The first day of the fourth Test between England and the West Indies recently was made memorable by the fact that Curtly Ambrose reached the landmark of 400 wickets in Test cricket. Sir Richard Hadlee, Kapil Dev, Courtney Walsh and Wasim Akram are also in the club.
Ambrose, quiet and unassuming, rarely gives vent to his emotions, but he did when he had Mike Atherton caught in the slips by Brian Lara to reach the milestone. He danced and waved and embraced his teammates in jubilation as the crowd got up on its feet and gave him a standing ovation. Later, he answered questions as well with a smile. Here are excerpts from an interview:
Many congratulations, you must have been thrilled with the speed with which you took those two wickets.
It is always a nice feeling to take wickets in Test cricket, whether it is the first one or the 400th. I am just happy that it is all over and done with.
Were you specially fired up when you came out with only two wickets to go for the landmark?
No, not really, not any different from any other game. You have a job to do and you go in and try to do it to the best of your ability. Of course, it is nice to get 400 wickets. I was not more fired up than at any other time.
How is the realisation that you have joined an elite band of bowlers?
It is a nice feeling to get there. Not too many bowlers have done it in world cricket. I am the fifth, and it is a nice feeling for any bowler to join an elite band of people who have done it. At that moment I was happy, but that is all gone now.
You don’t feel elated in any way?
No. I don’t take my job home. I leave it right here on the cricket field. I enjoy all the glitter and glamour that happens here. When I leave, I leave it right here.
When you are bowling this well, are you having second thoughts about retiring?
No, not really. Nothing to do with me bowling well and not bowling well. I am still holding my own, but there has come a time when I have to leave. That is just it.
Were you gratified by the reception when you took 400 wickets and the crowd stood on its feet to applaud you?
Well, it was a nice feeling.
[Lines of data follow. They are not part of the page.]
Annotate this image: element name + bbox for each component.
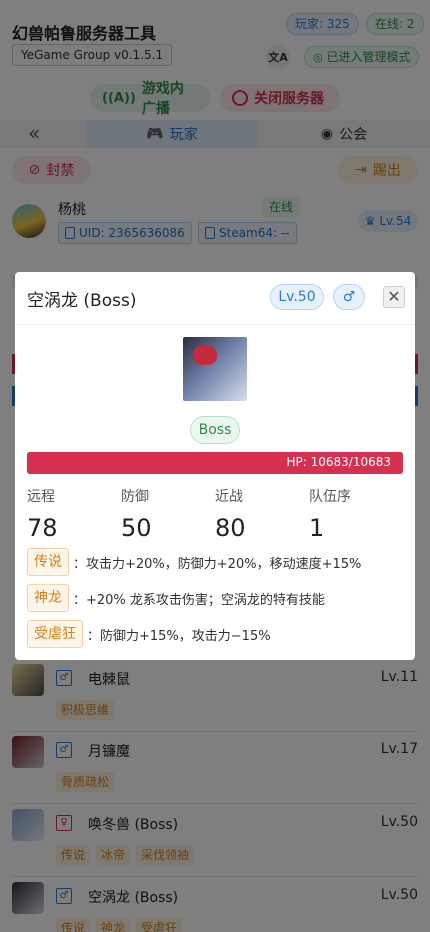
stat-label-ranged: 远程: [27, 489, 55, 505]
skill-row: 受虐狂 ：防御力+15%，攻击力−15%: [27, 620, 271, 648]
skill-tag: 受虐狂: [27, 620, 83, 648]
modal-divider: [15, 324, 415, 325]
stat-label-defense: 防御: [121, 489, 149, 505]
pal-detail-modal: 空涡龙 (Boss) Lv.50 ♂ ✕ Boss HP: 10683/1068…: [15, 272, 415, 660]
hp-bar: HP: 10683/10683: [27, 452, 403, 474]
stat-value-ranged: 78: [27, 514, 58, 542]
skill-description: ：+20% 龙系攻击伤害；空涡龙的特有技能: [73, 592, 325, 608]
skill-tag: 传说: [27, 548, 69, 576]
skill-description: ：防御力+15%，攻击力−15%: [87, 628, 271, 644]
pal-portrait: [183, 337, 247, 401]
stat-label-party-index: 队伍序: [309, 489, 351, 505]
modal-level-tag: Lv.50: [270, 284, 324, 310]
skill-row: 神龙 ：+20% 龙系攻击伤害；空涡龙的特有技能: [27, 584, 325, 612]
modal-title: 空涡龙 (Boss): [27, 291, 137, 311]
skill-row: 传说 ：攻击力+20%，防御力+20%，移动速度+15%: [27, 548, 361, 576]
skill-description: ：攻击力+20%，防御力+20%，移动速度+15%: [73, 556, 362, 572]
stat-label-melee: 近战: [215, 489, 243, 505]
stat-value-melee: 80: [215, 514, 246, 542]
close-icon[interactable]: ✕: [383, 286, 405, 308]
stat-value-party-index: 1: [309, 514, 325, 542]
boss-tag: Boss: [190, 416, 240, 444]
hp-text: HP: 10683/10683: [286, 455, 391, 469]
pal-portrait-head: [193, 345, 217, 365]
modal-gender-male-icon: ♂: [333, 284, 365, 310]
skill-tag: 神龙: [27, 584, 69, 612]
stat-value-defense: 50: [121, 514, 152, 542]
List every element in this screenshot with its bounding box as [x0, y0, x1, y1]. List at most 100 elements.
I think over the years, I hope I have provided joy to spectators. I was very pleased to see the spectators acknowledge my 400 wickets.
Were your wife and daughters here to see your achievement?
No, I leave my family out of this. I think I should stick to my cricket and leave my family out of this.
You had some back spasms before the game...
While training, I felt a little pain in the back, so as a precautionary measure I decided not to continue. As an experienced player, one should know when to stop and when to continue.
Do you consider this as your greatest moment in cricket?
I wouldn’t say one of the greatest. It is a nice feeling to get 400 wickets. There were moments over the years when I was part of West Indies victories in Tests, which to me is the most satisfying.
You have taken 159 Test wickets against England. You really enjoy bowling to the Englishmen, don’t you?
I don't know if it is the right word – enjoy. The game is so tough, you get enjoyment some times, but looking back over the year, I think I have done well against England. It is one of those things that just happens. I have also done well against Australia and against other teams.